Aku menyukai bangku paling belakang. Dari sudut ini, aku dapat melihat semua pergerakan para teman perjuanganku. Jadi, seperti biasa, aku langsung mengambil tempat itu sebelum seseorang menghancurkan keinginanku.

Divisi kami terdiri dari tujuh orang—termasuk aku. Pembunuhan di kota ini tidak termasuk dalam tahap bahaya, tidak memerlukan banyak orang seperti kami. Namun, tetap saja harus berjaga-jaga untuk menjaga kemungkinan terburuk, kan?

Seperti biasa, pertemuan mendadak ini diawali oleh salam dari atasan kami, menjelaskan secara singkat akan kasus yang baru saja terjadi, kemudian pemilihan—mungkin lebih tepat jika kusebut penumbalan—untuk memastikan siapa yang harus terlibat dalam kasus ini.

"Karena pak Roy sudah lebih dahulu mendatangi lokasi kejadian dan telah mengetahui lebih dahulu keadaan yang terjadi. Saya putuskan pak Roy untuk menangani kasus ini. Lalu, hari ini kita memiliki anggota baru, saya rasa pilihan saya untuk membuat pak Wijaya bekerja bersama dengan Anda adalah pilihan terbaik. Jadi, Anda akan bekerjasama dengan pak Wijaya."

Aku baru menyadari bahwa di ruangan ini terdapat sembilan orang. Tujuh orang seperti biasa, satu orang atasan kami, dan tentu saja itu artinya ada satu orang yang belum pernah kutemui sebelumnya. Ya ampun, bagaimana aku bisa seceroboh itu?

"Ada pertanyaan lagi?"

Suasana hening.

"Baiklah, pertemuan ditutup. Terima kasih," lanjutnya, kemudian berjalan meninggalkan ruangan, disusul oleh teman-temanku sembari memberikan semangat padaku, meninggalkan kami berdua—aku dan seseorang yang tak kukenal.

Aku melihat lelaki itu, seorang pemuda yang tampaknya berumur 10 tahun lebih muda dariku. Wajahnya bersih, rambutnya rapi bagaikan seorang laki-laki Eropa pada tahun 40-an, hanya saja berwajah asia. Tidak berkumis dan tidak berjanggut, sangat berkebalikan denganku yang memiliki wajah semrawut ini. Namun, tampangnya itu tak membuatnya terlihat seperti orang sombong. Ia tersenyum padaku.

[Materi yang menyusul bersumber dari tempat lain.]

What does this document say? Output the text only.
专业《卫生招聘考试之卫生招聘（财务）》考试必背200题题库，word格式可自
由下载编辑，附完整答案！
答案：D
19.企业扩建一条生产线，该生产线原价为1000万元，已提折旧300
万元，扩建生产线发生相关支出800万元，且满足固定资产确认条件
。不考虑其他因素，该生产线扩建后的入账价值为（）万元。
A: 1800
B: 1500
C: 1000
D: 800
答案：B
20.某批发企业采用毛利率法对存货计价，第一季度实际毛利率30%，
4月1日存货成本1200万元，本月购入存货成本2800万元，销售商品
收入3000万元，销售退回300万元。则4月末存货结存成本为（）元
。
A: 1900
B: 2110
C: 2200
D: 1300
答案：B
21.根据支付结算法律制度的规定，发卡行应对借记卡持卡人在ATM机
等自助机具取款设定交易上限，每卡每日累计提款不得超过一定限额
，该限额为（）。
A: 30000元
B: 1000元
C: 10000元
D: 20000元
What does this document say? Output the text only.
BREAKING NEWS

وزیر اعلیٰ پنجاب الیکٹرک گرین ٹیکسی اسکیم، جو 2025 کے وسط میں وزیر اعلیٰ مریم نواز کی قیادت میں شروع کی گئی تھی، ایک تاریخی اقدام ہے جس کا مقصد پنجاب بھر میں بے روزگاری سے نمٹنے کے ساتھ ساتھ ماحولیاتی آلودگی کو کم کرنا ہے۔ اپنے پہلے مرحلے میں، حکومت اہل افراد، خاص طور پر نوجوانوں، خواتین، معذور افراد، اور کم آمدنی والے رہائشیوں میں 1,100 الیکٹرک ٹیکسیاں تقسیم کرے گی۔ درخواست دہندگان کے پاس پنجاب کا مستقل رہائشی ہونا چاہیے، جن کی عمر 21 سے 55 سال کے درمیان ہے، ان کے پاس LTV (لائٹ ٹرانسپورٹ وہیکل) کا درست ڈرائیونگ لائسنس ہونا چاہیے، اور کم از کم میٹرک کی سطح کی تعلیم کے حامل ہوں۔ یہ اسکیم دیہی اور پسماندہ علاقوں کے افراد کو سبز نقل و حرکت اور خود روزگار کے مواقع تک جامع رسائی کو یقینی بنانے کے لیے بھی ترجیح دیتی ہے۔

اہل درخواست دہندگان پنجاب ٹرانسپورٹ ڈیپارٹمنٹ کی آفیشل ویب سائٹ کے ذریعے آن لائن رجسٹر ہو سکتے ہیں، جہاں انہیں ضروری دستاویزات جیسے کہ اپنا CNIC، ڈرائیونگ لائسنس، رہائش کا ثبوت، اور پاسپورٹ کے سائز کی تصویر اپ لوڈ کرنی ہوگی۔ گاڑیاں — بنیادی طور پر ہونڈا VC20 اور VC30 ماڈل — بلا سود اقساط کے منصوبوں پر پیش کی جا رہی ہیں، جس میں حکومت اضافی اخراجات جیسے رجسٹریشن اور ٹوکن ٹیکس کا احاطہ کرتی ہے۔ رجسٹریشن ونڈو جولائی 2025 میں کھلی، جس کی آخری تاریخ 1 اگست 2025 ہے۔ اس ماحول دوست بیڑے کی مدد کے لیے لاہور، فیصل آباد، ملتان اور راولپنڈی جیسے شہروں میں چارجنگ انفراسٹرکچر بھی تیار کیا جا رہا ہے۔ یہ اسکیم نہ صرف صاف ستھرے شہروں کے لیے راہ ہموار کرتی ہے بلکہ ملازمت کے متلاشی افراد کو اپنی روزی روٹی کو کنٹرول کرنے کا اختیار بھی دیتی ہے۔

"Pak," sapanya, membuatku membalas, "Ya?"

"Pak Roy, ya?"

Aku mengangguk, kemudian beranjak dari kursiku, mendekatinya dan segera menjulurkan lengan.

"Roy," kataku.

"Wijaya."

"Berapa umurmu?"

"25 tahun."

Aku terbelalak.

"Yang benar?"

Lebih buruk dari dugaanku, dia dua belas tahun lebih muda dariku. Tak aneh dia memiliki gaya seperti seorang pemuda kota berwajah bersih, bagaikan hitam dan putih jikaaku berdiri di dekatnya.

Wijaya mengangguk.

Dengan pelatihan yang dijalaninya, artinya anak ini dipromosikan hanya dalam waktu beberapa tahun. Aku tak dapat memercayainya ketika aku sendiri membutuhkan waktu hingga mendekati sepuluh tahun untuk dipromosikan menjadi seorang detektif bagian pembunuhan.

Akhirnya, aku memutuskan untuk mengajaknya menuju lokasi kejadian. Setidaknya, mungkin aku dapat menemukan sesuatu yang luput dari pandanganku kala itu karena diriku yang sadar tak sadar akibat rasa kantuk di pagi hari. Selain itu, membunuh waktu untuk menunggu hasil visum juga tidak salah, kan?